Anne Hathaway
James McAvoy
Julie Walters
James Cromwell
Laurence Fox
Maggie Smith
directed by
Julian Jarrold
This is the second biopic of a British writer to open in recent months. First Hollywood gave us the sugary Miss Potter, with a rumpled Rene Zellweger striding through the Lake District. Now we have Becoming Jane, a look at the life of Jane Austen as a young woman, with another American, The Devil Wears Prada's Anne Hathaway, in the title role.
At the start of the film, the 20-year-old Jane is slowly driving her parents (played by Julie Walters and James Cromwell) mad, venting her creative frustration in noisy early morning piano sessions and stubbornly refusing to contemplate a relationship with the eligible nephew of wealthy widow Maggie Smith (in the pinch-lipped Lady Catherine de Bourgh role). Jane longs for a man who engages her intellectually and emotionally and, when dapper Irishman Tom Lefroy comes to stay, appears to have found one.
This is where things get fuzzy. The blossoming relationship that follows is at best speculative and unsubstantiated. The film's premise, that a thwarted love affair when young, influenced Austen's fiction, is drawn from a couple of letters written by Jane to her sister in which Lefroy is mentioned and not much else. It's not a lot to build a film upon. Shakespeare in Love played games with the love life of a British literary icon, but it was done with humour and invention and a tacit acknowledgement that it was just messing about. This walks a much finer line.

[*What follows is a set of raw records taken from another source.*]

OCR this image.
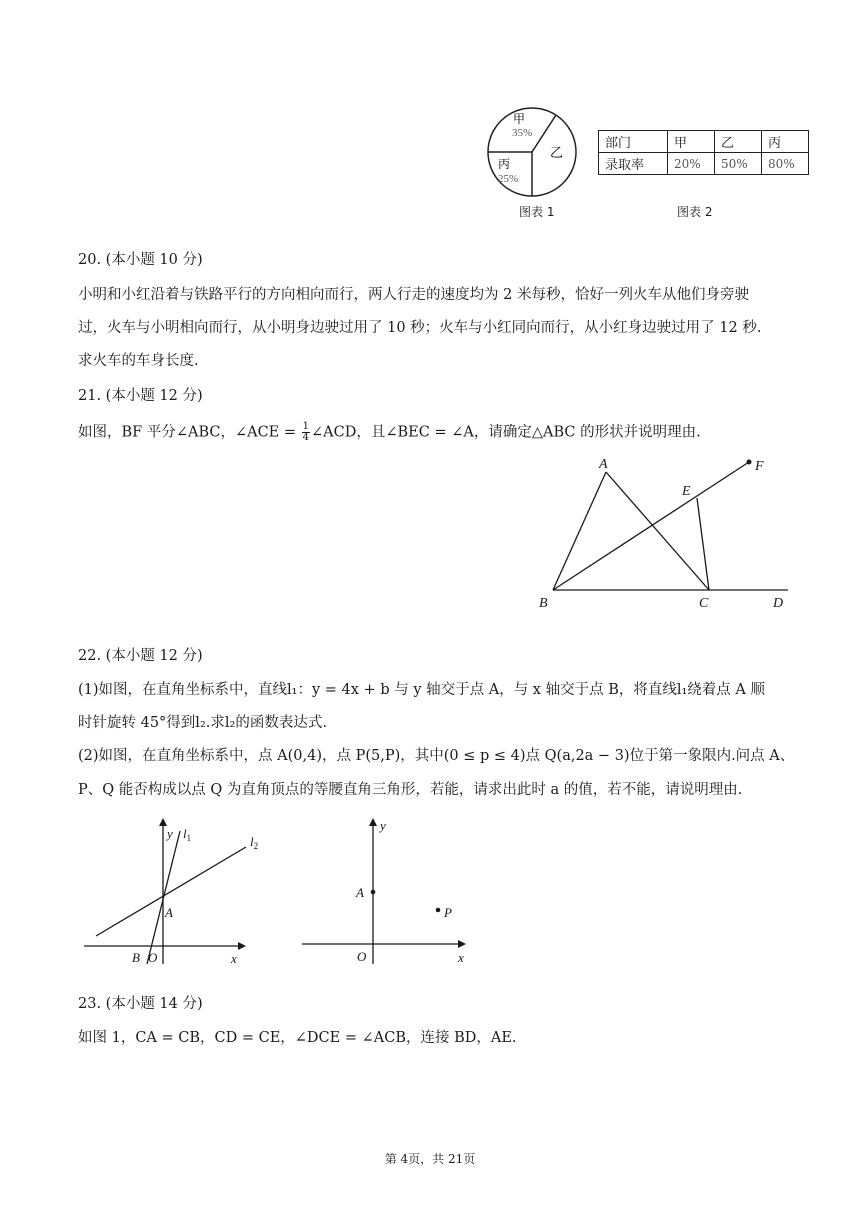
甲
35%
乙
丙
25%
图表 1
部门	甲	乙	丙
录取率	20%	50%	80%
图表 2
20. (本小题 10 分)
小明和小红沿着与铁路平行的方向相向而行，两人行走的速度均为 2 米每秒，恰好一列火车从他们身旁驶
过，火车与小明相向而行，从小明身边驶过用了 10 秒；火车与小红同向而行，从小红身边驶过用了 12 秒.
求火车的车身长度.
21. (本小题 12 分)
如图，BF 平分∠ABC，∠ACE = $\frac{1}{4}$ ∠ACD，且∠BEC = ∠A，请确定△ABC 的形状并说明理由.
A
E
F
B	C	D
22. (本小题 12 分)
(1)如图，在直角坐标系中，直线l₁：y = 4x + b 与 y 轴交于点 A，与 x 轴交于点 B，将直线l₁绕着点 A 顺
时针旋转 45°得到l₂.求l₂的函数表达式.
(2)如图，在直角坐标系中，点 A(0,4)，点 P(5,P)，其中(0 ≤ p ≤ 4)点 Q(a,2a − 3)位于第一象限内.问点 A、
P、Q 能否构成以点 Q 为直角顶点的等腰直角三角形，若能，请求出此时 a 的值，若不能，请说明理由.
y $l_1$	$l_2$
A
B O	x
y
A
P
O	x
23. (本小题 14 分)
如图 1，CA = CB，CD = CE，∠DCE = ∠ACB，连接 BD，AE.
第 4页，共 21页
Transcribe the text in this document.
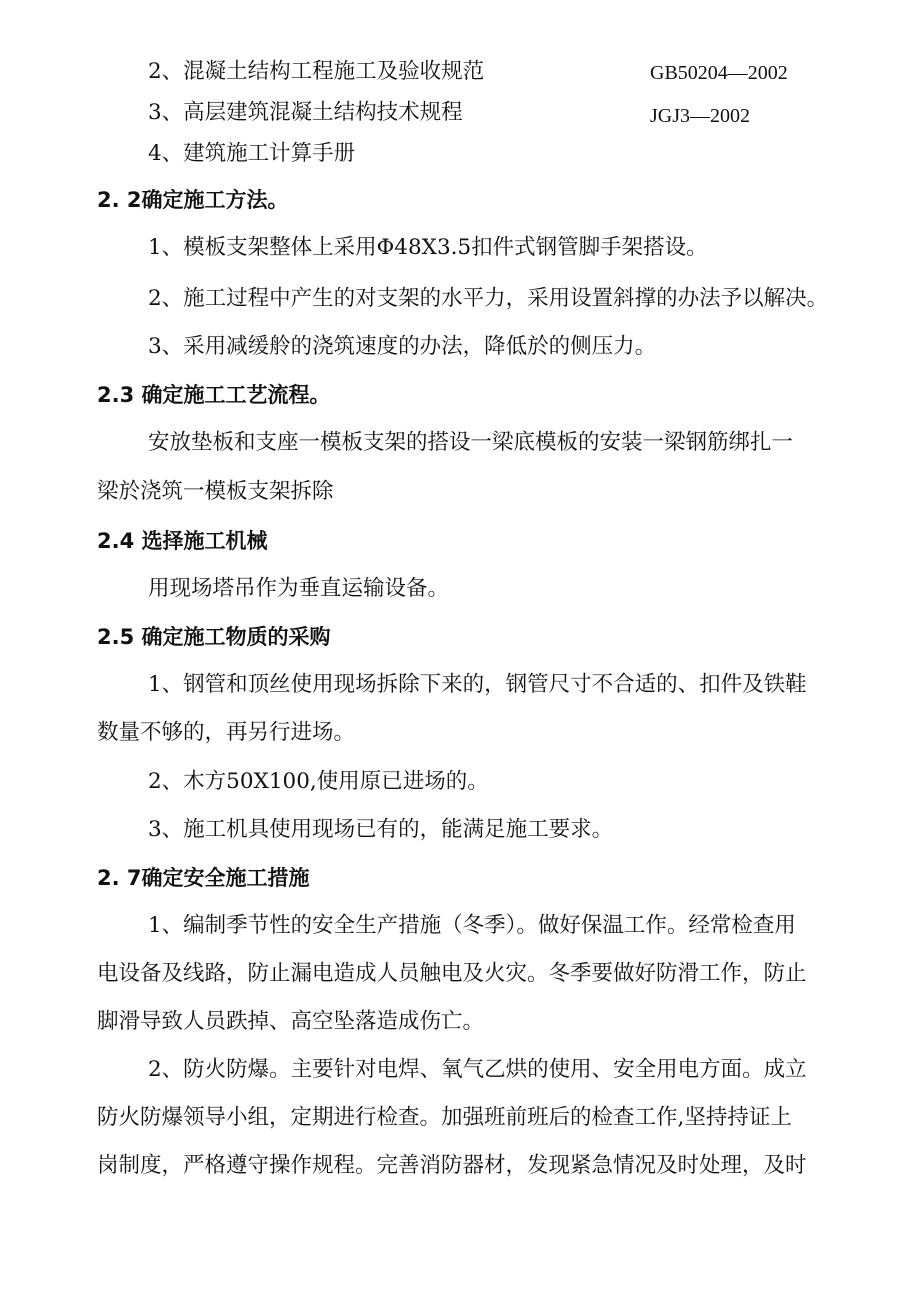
2、混凝土结构工程施工及验收规范	GB50204—2002
3、高层建筑混凝土结构技术规程	JGJ3—2002
4、建筑施工计算手册
2. 2确定施工方法。
1、模板支架整体上采用Φ48X3.5扣件式钢管脚手架搭设。
2、施工过程中产生的对支架的水平力，采用设置斜撑的办法予以解决。
3、采用减缓舲的浇筑速度的办法，降低於的侧压力。
2.3 确定施工工艺流程。
安放垫板和支座一模板支架的搭设一梁底模板的安装一梁钢筋绑扎一
梁於浇筑一模板支架拆除
2.4 选择施工机械
用现场塔吊作为垂直运输设备。
2.5 确定施工物质的采购
1、钢管和顶丝使用现场拆除下来的，钢管尺寸不合适的、扣件及铁鞋
数量不够的，再另行进场。
2、木方50X100,使用原已进场的。
3、施工机具使用现场已有的，能满足施工要求。
2. 7确定安全施工措施
1、编制季节性的安全生产措施（冬季）。做好保温工作。经常检查用
电设备及线路，防止漏电造成人员触电及火灾。冬季要做好防滑工作，防止
脚滑导致人员跌掉、高空坠落造成伤亡。
2、防火防爆。主要针对电焊、氧气乙烘的使用、安全用电方面。成立
防火防爆领导小组，定期进行检查。加强班前班后的检查工作,坚持持证上
岗制度，严格遵守操作规程。完善消防器材，发现紧急情况及时处理，及时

James McAvoy as the charming Tom adds further fuel to his reputation as one of Britain's most talented young actors and Anne Hathaway makes a pleasant enough Austen, though one wishes they cast someone a little spikier in the role. The supporting cast, drawn from the pool of familiar British character actors (though no Bill Nighy, for a change) all give solid performances, but there is a large lack at the heart of the film, an absence. The passion between Austen and Lefroy is simply not believable, down in part to a script that seems permanently uncomfortable about the liberties it is taking.
Julian Jarrold's film looks great, it has to be said; it's full of rich colours and thankfully free from the overt 'isn't England pretty' cinematography of Miss Potter. But it just strikes too many false notes, both in Jane's incongruously modern ways (she plays cricket with the boys and shocks them with her skill; she's friends with a deaf man and seems fluent in sign language) and also in the slightly insulting idea that one of the greatest literary works ever written by a woman only came about as a result of her emotional upheaval over Lefroy.
The tagline they've chosen for this film is: 'Her own life is her greatest inspiration.' What about talent and imagination? Don't they count for anything? One can't help feeling there's a better biopic to be made of Austen's life than this.